The Comparability of Lipid-based and Body Mass Index-based Cardiovascular Disease Risk Scores: Using the Rwanda 2012-2013 Non-communicable Diseases Risk Factors Survey Data
In Rwanda, cardiovascular diseases (CVDs) ranked second of the most common cause of death in 2016. CVD risk score tools have been recommended to identify people at high risk for management.
To assess the comparability of body mass index (BMI)-based and lipid-based CVD risk scores in Rwandan population.
Secondary analysis was conducted on 4185 study participants extracted from the dataset of Rwanda 2012-2013 non-communicable diseases risk factors survey. Individual CVD risk scores were calculated using both BMI-based and lipid-based algorithms, one at a time. Spearman rank’s coefficient and Cohen’s Kappa coefficient were used to compare the two tools.

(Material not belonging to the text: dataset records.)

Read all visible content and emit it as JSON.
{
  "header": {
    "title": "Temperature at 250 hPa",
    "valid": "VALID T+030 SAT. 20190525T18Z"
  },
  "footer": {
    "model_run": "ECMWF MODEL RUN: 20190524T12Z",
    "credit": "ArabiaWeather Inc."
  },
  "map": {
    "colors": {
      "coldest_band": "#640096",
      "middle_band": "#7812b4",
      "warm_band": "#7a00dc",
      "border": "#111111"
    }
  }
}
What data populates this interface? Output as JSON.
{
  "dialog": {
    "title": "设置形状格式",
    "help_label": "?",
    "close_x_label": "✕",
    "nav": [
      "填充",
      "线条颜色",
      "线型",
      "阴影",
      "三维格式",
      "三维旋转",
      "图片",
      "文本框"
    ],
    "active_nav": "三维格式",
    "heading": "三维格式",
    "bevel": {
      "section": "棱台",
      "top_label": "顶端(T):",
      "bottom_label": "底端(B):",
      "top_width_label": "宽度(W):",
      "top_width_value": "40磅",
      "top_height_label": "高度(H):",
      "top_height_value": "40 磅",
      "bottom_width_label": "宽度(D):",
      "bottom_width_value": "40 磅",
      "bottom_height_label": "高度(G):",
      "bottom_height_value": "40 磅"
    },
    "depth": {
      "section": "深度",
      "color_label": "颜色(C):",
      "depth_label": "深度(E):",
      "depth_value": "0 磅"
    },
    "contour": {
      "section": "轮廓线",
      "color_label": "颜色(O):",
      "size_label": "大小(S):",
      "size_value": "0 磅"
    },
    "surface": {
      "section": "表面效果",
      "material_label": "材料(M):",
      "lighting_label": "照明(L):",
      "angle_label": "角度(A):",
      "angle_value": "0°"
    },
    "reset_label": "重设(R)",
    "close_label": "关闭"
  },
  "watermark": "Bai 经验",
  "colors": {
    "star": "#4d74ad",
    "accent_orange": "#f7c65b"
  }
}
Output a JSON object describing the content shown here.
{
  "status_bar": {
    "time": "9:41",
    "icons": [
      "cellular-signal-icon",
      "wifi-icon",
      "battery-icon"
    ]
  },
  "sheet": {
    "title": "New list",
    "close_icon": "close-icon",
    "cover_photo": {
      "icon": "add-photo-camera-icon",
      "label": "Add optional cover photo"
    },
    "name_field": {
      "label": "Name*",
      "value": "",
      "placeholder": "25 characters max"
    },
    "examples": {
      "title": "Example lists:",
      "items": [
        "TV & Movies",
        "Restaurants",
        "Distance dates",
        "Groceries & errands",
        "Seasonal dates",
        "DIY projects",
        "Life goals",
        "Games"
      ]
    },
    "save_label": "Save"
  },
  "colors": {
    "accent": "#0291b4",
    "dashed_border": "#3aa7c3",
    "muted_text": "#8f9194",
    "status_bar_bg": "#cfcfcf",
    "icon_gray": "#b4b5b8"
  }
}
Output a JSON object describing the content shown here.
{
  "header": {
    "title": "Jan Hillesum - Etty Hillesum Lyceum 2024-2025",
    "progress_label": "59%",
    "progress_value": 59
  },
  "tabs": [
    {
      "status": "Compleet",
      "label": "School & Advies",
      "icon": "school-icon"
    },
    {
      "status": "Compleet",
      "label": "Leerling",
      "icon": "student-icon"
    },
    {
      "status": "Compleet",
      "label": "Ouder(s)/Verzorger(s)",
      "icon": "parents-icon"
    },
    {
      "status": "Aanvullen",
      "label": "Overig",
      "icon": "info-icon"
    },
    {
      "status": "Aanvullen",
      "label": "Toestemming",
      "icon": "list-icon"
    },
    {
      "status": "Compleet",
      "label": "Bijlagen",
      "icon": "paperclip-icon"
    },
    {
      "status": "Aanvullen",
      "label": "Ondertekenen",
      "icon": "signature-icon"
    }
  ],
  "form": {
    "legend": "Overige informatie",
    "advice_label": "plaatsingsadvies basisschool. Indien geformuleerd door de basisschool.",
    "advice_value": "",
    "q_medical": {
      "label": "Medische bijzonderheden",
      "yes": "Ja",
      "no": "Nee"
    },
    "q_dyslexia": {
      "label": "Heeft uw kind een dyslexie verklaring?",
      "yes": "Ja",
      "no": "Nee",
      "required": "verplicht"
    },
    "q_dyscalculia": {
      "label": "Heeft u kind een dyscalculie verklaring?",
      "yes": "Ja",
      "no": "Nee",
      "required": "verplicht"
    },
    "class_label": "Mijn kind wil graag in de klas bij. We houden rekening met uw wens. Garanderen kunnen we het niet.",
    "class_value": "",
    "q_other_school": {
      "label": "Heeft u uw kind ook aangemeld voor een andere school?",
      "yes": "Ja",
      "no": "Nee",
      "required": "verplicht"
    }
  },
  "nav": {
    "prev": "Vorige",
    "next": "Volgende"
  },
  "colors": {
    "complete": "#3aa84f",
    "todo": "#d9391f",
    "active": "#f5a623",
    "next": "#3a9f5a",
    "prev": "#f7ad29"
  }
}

About 63.5% of participants were women. There was a significant positive correlation between BMI-based algorithm and lipid-based algorithm vis-à-vis a 10-year CVD risk prediction (Spearman rank correlation coefficients > 0.90, p<0.001) considering either men, women or overall study participants. There was a moderate agreement between BMI-based and lipid-based algorithms vis-à-vis CVD risk characterization, kappa = 0.52; p-value p<0.001 considering either overall study participants or men and kappa = 0.48; p-value p<0.001 considering women.
The findings from this study suggest the use of BMI-based algorithm, a cost effective tool compared to lipid-based tool, can be alternatively used in resource-limited settings.